Funded by the French National Research Agency, the project aims to build the first-ever open-access and open-source unified digital linguistic platform for the whole spectrum of the Armenian language variations. In particular, annotated corpora will be compiled for Classical Armenian and Modern Western Armenian, as well as a pilot corpus for Middle Armenian, three pilot corpora for dialects, and an updated Modern Eastern Armenian corpus on the basis of the existing one.
As a project partner, the Digital Library of Classical Armenian Literature (Digilib) of AUA will provide its collection of digitized texts in Classical Armenian and Western Armenian.
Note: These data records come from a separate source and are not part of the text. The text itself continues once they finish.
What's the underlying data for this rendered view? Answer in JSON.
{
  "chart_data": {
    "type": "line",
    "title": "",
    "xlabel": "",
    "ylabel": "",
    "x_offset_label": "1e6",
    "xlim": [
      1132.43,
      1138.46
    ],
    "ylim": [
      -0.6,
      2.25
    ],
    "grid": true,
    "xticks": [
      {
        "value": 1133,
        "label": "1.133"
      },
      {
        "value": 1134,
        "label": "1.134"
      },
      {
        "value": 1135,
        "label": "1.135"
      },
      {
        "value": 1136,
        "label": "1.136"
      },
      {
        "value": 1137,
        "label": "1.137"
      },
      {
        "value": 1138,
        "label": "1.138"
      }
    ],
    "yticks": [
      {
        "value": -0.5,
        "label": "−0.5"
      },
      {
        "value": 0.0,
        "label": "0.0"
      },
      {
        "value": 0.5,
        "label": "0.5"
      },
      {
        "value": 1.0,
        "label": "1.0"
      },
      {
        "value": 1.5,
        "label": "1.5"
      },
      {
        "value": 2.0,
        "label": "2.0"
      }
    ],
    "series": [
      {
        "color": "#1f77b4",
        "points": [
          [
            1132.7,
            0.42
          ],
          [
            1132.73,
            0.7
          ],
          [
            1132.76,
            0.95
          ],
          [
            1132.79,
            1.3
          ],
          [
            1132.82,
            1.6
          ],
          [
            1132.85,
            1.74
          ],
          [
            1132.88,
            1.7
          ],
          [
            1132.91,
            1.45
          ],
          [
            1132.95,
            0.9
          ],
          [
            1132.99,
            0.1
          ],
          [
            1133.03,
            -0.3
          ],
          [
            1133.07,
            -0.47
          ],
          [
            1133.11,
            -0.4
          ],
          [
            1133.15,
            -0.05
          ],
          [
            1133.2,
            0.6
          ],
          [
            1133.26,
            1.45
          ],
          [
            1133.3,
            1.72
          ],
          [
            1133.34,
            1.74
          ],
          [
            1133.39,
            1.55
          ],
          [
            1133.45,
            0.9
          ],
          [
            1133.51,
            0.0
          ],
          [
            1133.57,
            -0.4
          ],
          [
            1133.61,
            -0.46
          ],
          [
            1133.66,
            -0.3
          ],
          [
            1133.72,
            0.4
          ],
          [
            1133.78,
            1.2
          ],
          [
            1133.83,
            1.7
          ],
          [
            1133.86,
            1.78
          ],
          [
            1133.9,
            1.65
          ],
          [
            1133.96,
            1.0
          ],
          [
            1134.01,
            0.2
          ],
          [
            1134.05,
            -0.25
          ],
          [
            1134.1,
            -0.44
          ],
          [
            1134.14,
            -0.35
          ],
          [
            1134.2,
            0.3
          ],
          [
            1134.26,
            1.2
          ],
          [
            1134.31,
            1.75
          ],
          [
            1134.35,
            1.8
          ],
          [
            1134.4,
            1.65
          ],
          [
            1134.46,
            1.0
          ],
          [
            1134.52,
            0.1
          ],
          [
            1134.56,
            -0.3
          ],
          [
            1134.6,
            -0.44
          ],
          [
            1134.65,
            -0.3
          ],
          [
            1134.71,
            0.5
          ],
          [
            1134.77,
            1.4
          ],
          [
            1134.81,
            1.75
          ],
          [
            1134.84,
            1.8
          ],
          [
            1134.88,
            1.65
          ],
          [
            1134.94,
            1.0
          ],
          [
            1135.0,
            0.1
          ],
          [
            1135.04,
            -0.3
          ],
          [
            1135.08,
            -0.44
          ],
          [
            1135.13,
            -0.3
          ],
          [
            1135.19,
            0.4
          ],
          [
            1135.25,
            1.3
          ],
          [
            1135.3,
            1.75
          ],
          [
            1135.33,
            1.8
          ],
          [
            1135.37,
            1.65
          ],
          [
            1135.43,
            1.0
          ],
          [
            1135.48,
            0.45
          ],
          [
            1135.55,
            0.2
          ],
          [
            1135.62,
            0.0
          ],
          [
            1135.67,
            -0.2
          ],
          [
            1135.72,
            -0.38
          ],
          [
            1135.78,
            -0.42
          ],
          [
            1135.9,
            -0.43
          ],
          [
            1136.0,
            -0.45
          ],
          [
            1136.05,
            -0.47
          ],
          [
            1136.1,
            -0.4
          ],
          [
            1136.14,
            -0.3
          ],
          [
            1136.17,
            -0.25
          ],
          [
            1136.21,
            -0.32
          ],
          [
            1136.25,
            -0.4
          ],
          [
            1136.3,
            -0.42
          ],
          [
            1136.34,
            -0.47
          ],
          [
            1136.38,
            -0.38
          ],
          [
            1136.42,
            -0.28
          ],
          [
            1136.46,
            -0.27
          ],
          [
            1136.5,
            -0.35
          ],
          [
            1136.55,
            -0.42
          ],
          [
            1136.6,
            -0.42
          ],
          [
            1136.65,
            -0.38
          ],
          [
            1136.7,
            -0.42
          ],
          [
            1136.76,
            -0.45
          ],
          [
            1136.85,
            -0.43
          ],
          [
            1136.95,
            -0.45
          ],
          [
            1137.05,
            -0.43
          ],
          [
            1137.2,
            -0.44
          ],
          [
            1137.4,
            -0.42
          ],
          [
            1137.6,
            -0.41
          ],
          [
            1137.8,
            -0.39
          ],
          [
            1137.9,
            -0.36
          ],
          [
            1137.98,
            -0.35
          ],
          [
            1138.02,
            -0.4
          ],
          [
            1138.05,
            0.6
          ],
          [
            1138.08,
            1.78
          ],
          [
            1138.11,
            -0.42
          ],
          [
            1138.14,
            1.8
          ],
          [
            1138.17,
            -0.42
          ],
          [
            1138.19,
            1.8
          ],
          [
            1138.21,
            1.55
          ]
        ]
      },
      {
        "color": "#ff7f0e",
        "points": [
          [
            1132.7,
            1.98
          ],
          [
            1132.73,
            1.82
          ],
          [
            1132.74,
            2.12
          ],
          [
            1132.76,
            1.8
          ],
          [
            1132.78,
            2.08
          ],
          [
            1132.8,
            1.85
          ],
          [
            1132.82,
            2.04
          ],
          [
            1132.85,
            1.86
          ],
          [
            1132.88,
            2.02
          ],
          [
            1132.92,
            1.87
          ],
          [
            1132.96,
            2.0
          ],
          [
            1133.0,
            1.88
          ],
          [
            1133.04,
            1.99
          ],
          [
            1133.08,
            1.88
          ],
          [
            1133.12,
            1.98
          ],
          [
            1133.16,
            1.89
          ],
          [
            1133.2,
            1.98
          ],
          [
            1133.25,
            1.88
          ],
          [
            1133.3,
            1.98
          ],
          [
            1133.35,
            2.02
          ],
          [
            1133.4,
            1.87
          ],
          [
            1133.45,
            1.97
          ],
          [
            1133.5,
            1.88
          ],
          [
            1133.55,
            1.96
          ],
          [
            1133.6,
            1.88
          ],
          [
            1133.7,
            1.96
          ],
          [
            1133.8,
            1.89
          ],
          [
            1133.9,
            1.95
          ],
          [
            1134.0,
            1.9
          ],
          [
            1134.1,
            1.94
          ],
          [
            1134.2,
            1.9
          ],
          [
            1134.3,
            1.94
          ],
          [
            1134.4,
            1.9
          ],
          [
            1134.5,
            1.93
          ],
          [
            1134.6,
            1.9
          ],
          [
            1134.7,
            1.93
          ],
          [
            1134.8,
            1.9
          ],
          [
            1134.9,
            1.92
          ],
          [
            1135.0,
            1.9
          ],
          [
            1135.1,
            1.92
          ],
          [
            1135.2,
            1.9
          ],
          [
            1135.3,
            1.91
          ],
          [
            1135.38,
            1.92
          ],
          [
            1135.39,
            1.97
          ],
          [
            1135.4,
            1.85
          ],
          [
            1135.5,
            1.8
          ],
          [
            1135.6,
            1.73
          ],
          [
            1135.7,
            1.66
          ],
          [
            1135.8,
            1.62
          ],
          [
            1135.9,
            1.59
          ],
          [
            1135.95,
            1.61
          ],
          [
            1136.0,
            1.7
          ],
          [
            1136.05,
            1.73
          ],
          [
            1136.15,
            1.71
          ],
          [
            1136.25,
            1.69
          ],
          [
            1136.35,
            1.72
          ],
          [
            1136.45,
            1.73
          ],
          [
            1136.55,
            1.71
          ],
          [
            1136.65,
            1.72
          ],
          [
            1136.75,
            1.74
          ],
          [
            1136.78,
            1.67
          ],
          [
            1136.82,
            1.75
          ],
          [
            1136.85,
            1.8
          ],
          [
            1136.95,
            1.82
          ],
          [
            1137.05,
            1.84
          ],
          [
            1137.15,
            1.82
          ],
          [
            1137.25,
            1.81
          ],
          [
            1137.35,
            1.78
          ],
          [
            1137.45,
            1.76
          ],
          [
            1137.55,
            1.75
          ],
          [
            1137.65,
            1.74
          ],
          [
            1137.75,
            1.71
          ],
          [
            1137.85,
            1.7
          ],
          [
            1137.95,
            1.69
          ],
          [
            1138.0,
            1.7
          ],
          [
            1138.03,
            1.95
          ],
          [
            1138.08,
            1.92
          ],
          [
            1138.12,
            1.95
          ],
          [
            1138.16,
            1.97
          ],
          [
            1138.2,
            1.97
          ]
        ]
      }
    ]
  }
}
Additionally, Digilib will support the implementation of the DALiH project through the digitization of other relevant materials.
“Discussions about the project started during the ‘Digital Armenian’ conference held in Paris in October 2018. I am excited that our efforts in making the project of Digitizing Armenian Linguistic Heritage a reality have paid off, and we can now announce its successful launch,” states Hovhannes Kizogyan, technical director of Digilib. “We plan to organize workshops for linguists in computational technology to equip them with the skills needed for the project.”
Within the DALiH project, research will be conducted in Natural language processing (NLP) and linguistic perspectives so as to provide full grammatical annotation and Automatic speech recognition (ASR) models in the above-mentioned Armenian varieties. “Multi-approach deep-learning and rule-based resources will be designed in order to process the written and oral databases and to cross-check their value for further corpus enlargement, in a context of multiparameter language variation for an under-resourced language,” was mentioned in the press release issued by the National Institute for Oriental Languages and Civilizations (INALCO), the coordinating organization of the project.
NLP-based linguistic research, in particular on the automatic identification of the language, the calculation of the distance between varieties, and the lexical and morphological disambiguation, will be conducted with an aim to revisit the state of existing research issues and to introduce new problems supported by the written and oral data made available by the project.